CAR: disputed polls spark rebel offensive
At least 100,000 people have fled their homes in Central African Republic as a rebel coalition calling for the resignation of the president launches attacks around the county, throwing into question almost two years of peace efforts. The capital city, Bangui, has come under fire and major towns are occupied by the coalition of some of CAR's strongest rebel groups, which formed shortly before December elections won by President Faustin-Archange Touadéra but contested by the opposition. By capturing the western town of Bouar, the rebels—known as the Coalition of Patriots for Change, or the CPC—have cut off the main trade route linking Cameroon to Bangui in what could be a strategy to "asphyxiate" the city, according to Hans De Marie Heungoup, a Central Africa analyst at the International Crisis Group.

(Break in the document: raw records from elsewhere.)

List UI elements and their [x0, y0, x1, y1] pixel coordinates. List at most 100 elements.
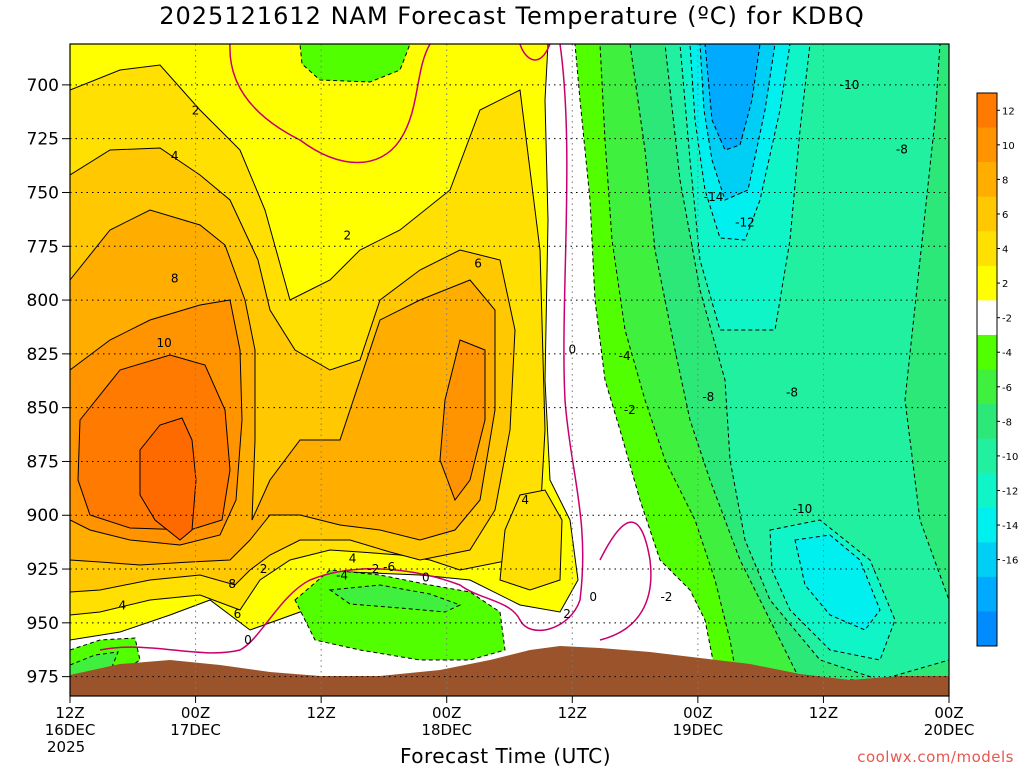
- colorbar-segment: [977, 611, 997, 647]
- colorbar: 12 10 8 6 4 2 -2 -4 -6 -8 -10 -12 -14 -16: [976, 92, 1018, 647]
- colorbar-segment: [977, 334, 997, 370]
- colorbar-label: -12: [1002, 486, 1018, 497]
- contour-label: 0: [244, 633, 252, 647]
- contour-label: -8: [702, 390, 714, 404]
- grid: [69, 44, 950, 696]
- colorbar-segment: [977, 93, 997, 129]
- chart-title: 2025121612 NAM Forecast Temperature (ºC)…: [159, 2, 865, 30]
- contour-label: -2: [367, 562, 379, 576]
- x-tick-label: 20DEC: [924, 721, 975, 739]
- colorbar-frame: [976, 92, 998, 647]
- colorbar-segment: [977, 162, 997, 198]
- cold-region-minus14-b: [794, 534, 881, 631]
- contour-label: 2: [343, 229, 351, 243]
- y-tick-label: 700: [27, 76, 59, 96]
- colorbar-segment: [977, 404, 997, 440]
- colorbar-segment: [977, 231, 997, 267]
- x-tick-label: 18DEC: [421, 721, 472, 739]
- warm-region-14c: [139, 417, 197, 541]
- colorbar-label: 12: [1002, 106, 1015, 117]
- contour-label: 2: [192, 104, 200, 118]
- contour-label: 2: [260, 562, 268, 576]
- plot-frame: [69, 43, 950, 697]
- colorbar-label: -2: [1002, 314, 1012, 325]
- contour-label: 6: [234, 607, 242, 621]
- x-tick-label: 00Z: [181, 704, 210, 722]
- contour-label: 0: [422, 571, 430, 585]
- x-tick-label: 2025: [47, 738, 85, 756]
- contour-label: -6: [383, 560, 395, 574]
- y-tick-label: 725: [27, 130, 59, 150]
- colorbar-segment: [977, 369, 997, 405]
- cold-region-minus18: [704, 44, 761, 151]
- contour-label: -8: [896, 142, 908, 156]
- colorbar-segment: [977, 265, 997, 301]
- contour-label: -14: [704, 190, 724, 204]
- colorbar-label: 8: [1002, 175, 1008, 186]
- colorbar-label: -4: [1002, 348, 1012, 359]
- warm-region-10c-b: [439, 339, 486, 502]
- contour-label: 0: [589, 590, 597, 604]
- y-tick-label: 825: [27, 345, 59, 365]
- y-tick-label: 900: [27, 506, 59, 526]
- contour-label: 4: [521, 493, 529, 507]
- credit-link[interactable]: coolwx.com/models: [857, 748, 1014, 766]
- contour-label: -2: [660, 590, 672, 604]
- colorbar-label: -10: [1002, 452, 1018, 463]
- y-tick-label: 800: [27, 291, 59, 311]
- x-axis-label: Forecast Time (UTC): [400, 744, 612, 768]
- y-tick-label: 950: [27, 614, 59, 634]
- x-tick-label: 00Z: [934, 704, 963, 722]
- contour-label: 4: [119, 599, 127, 613]
- colorbar-label: 2: [1002, 279, 1008, 290]
- colorbar-segment: [977, 438, 997, 474]
- colorbar-segment: [977, 196, 997, 232]
- cold-region-northwest: [299, 44, 411, 83]
- contour-label: 4: [349, 551, 357, 565]
- x-tick-label: 17DEC: [170, 721, 221, 739]
- contour-label: -10: [793, 502, 813, 516]
- y-tick-label: 975: [27, 668, 59, 688]
- colorbar-label: -8: [1002, 417, 1012, 428]
- contour-label: -2: [624, 403, 636, 417]
- freezing-line-nw: [519, 44, 551, 61]
- x-tick-label: 12Z: [809, 704, 838, 722]
- y-tick-label: 775: [27, 237, 59, 257]
- contour-label: -8: [786, 386, 798, 400]
- x-tick-label: 12Z: [55, 704, 84, 722]
- freezing-line-north: [229, 44, 431, 164]
- y-tick-label: 875: [27, 452, 59, 472]
- x-tick-label: 12Z: [558, 704, 587, 722]
- freezing-line-south: [599, 521, 652, 641]
- colorbar-segment: [977, 507, 997, 543]
- contour-label: 10: [157, 336, 172, 350]
- x-tick-label: 12Z: [306, 704, 335, 722]
- terrain: [70, 646, 949, 696]
- x-tick-label: 00Z: [683, 704, 712, 722]
- contour-label: 8: [228, 577, 236, 591]
- colorbar-segment: [977, 542, 997, 578]
- y-tick-label: 850: [27, 399, 59, 419]
- colorbar-segment: [977, 473, 997, 509]
- colorbar-segment: [977, 300, 997, 336]
- colorbar-segment: [977, 127, 997, 163]
- colorbar-label: 10: [1002, 141, 1015, 152]
- contour-label: 6: [474, 256, 482, 270]
- contour-label: 8: [171, 272, 179, 286]
- colorbar-label: 6: [1002, 210, 1008, 221]
- y-tick-label: 925: [27, 560, 59, 580]
- x-tick-label: 16DEC: [45, 721, 96, 739]
- temperature-field: [70, 44, 949, 696]
- colorbar-label: -6: [1002, 383, 1012, 394]
- colorbar-label: -16: [1002, 556, 1018, 567]
- freezing-line: [99, 44, 584, 654]
- contour-label: -12: [735, 216, 755, 230]
- x-tick-label: 19DEC: [673, 721, 724, 739]
- contour-label: -10: [840, 78, 860, 92]
- colorbar-label: 4: [1002, 245, 1008, 256]
- contour-label: 2: [563, 607, 571, 621]
- contour-label: -4: [336, 568, 348, 582]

Juan-José Aguirre Muñoz, the bishop of Bangassou, estimates that 80% of the southeastern town's population left their homes—many fleeing across the border to neighboring Democratic Republic of Congo—when the CPC attacked it earlier this month. Muñoz said the latest offensive came just as life had begun to return to normal in Bangassou, a town hit hard by conflict in recent years. "This coalition puts fear back in our stomachs," Muñoz told The New Humanitarian. "We want to be able to continue our projects of social cohesion, our projects for the future."
The UN refugee agency, UNHCR, said 60,000 people have now fled to neighboring countries due to the latest fighting, and 58,000 more have been internally displaced within CAR, which already has some of the highest humanitarian needs per capita of any state in the world.